The company disclosed plans on Wednesday for an 82.3 billion won ($61.6 million) rights offering, triggering a sharp decline in its share price. By the end of the trading day on Thursday, EOFlow's stock had fallen 29.94 percent to 8,730 won, touching a three-month low.
Under the terms of the offering, shareholders will be entitled to approximately 0.3 new shares for each share held. The record date for the rights issue is set for Sept. 26, with the subscription period running from Oct. 31 to Nov. 1, with the newly issued 9.1 million shares are scheduled to be listed on Nov. 9.
EOFlow plans to use the proceeds for various purposes, including 57.3 billion won for operating expenses, 20 billion won for debt repayment, and 5 billion won for facility investments. However, this allocation has drawn criticism from some shareholders.
They express dissatisfaction that over 90 percent of the funds raised through the rights offering are earmarked for operating expenses and debt repayment.
Shareholders argue that since most of the money secured through the rights offering will not be used for new investments, it may not serve as a catalyst for stock price growth.
Adding to investor worries, EOFlow disclosed on Thursday that it is facing a patent infringement lawsuit from competitor Insulet in Europe. This announcement, made immediately after the rights offering disclosure, has drawn criticism from shareholders.

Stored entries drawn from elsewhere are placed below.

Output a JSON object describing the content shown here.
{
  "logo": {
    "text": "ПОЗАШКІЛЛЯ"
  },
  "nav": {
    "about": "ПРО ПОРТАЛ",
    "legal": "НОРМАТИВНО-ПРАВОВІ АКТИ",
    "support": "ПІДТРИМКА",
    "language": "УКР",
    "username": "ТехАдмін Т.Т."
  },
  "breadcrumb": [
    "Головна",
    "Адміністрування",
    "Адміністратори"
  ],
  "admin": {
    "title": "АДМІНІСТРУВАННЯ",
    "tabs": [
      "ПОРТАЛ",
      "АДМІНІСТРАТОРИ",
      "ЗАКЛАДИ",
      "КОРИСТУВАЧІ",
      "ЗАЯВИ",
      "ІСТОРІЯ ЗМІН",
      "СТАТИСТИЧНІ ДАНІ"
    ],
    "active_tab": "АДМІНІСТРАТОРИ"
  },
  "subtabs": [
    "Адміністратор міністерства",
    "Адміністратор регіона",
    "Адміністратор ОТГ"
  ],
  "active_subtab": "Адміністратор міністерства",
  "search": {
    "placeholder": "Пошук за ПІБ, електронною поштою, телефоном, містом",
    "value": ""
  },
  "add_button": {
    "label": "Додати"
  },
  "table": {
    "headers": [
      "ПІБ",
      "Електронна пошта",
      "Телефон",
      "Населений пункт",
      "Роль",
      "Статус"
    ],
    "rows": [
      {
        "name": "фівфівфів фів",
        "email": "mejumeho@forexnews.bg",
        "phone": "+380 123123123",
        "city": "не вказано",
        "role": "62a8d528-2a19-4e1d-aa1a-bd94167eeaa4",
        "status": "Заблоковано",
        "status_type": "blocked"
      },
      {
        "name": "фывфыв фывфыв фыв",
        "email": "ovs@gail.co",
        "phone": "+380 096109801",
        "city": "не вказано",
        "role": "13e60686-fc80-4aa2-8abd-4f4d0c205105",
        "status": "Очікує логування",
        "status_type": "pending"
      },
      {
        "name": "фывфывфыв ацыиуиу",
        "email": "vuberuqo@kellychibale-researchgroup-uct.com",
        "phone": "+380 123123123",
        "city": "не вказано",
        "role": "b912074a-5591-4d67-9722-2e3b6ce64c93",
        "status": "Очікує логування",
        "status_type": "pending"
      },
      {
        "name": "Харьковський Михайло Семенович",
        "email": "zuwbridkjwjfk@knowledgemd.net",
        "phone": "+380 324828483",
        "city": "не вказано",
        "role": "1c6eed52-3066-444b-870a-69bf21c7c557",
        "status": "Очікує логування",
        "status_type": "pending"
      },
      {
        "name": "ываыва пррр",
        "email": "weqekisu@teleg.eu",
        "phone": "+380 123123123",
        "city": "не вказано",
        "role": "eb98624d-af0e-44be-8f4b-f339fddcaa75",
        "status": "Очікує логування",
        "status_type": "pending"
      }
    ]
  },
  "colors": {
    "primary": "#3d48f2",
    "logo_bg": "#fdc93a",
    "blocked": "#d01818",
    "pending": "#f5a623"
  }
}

Insulet alleges that EOFlow's wearable insulin pump, EOPatch, infringes on its clutch patent registered with the European Patent Office. The company has filed for an injunction with the Unified Patent Court (UPC) to prohibit the sale of EOPatch in UPC member countries, which include 17 nations such as Germany, France, and Italy.
Regarding criticism from shareholders regarding the notification delay, EOFlow stated that it became aware of the injunction request about a month ago but delayed the announcement until officially receiving the court documents, in accordance with disclosure regulations.
The company stressed that it plans to vigorously defend itself, arguing non-infringement and patent invalidity based on prior art. A hearing is scheduled for October, with the outcome potentially having severe implications for EOFlow's operations and financial status in key European markets.
This European lawsuit follows a similar legal challenge in the U.S., where Insulet filed a patent and trade secret infringement suit against EOFlow in August of the previous year.
Although an initial injunction was granted, EOFlow successfully appealed to have it overturned. The main trial is still ongoing, with potential consequences including monetary damages and sales bans in major markets if EOFlow loses the case.
EOFlow has assured investors that the patent in question is only registered in the U.S. and Europe, and sales in other regions will not be affected by the litigation outcome.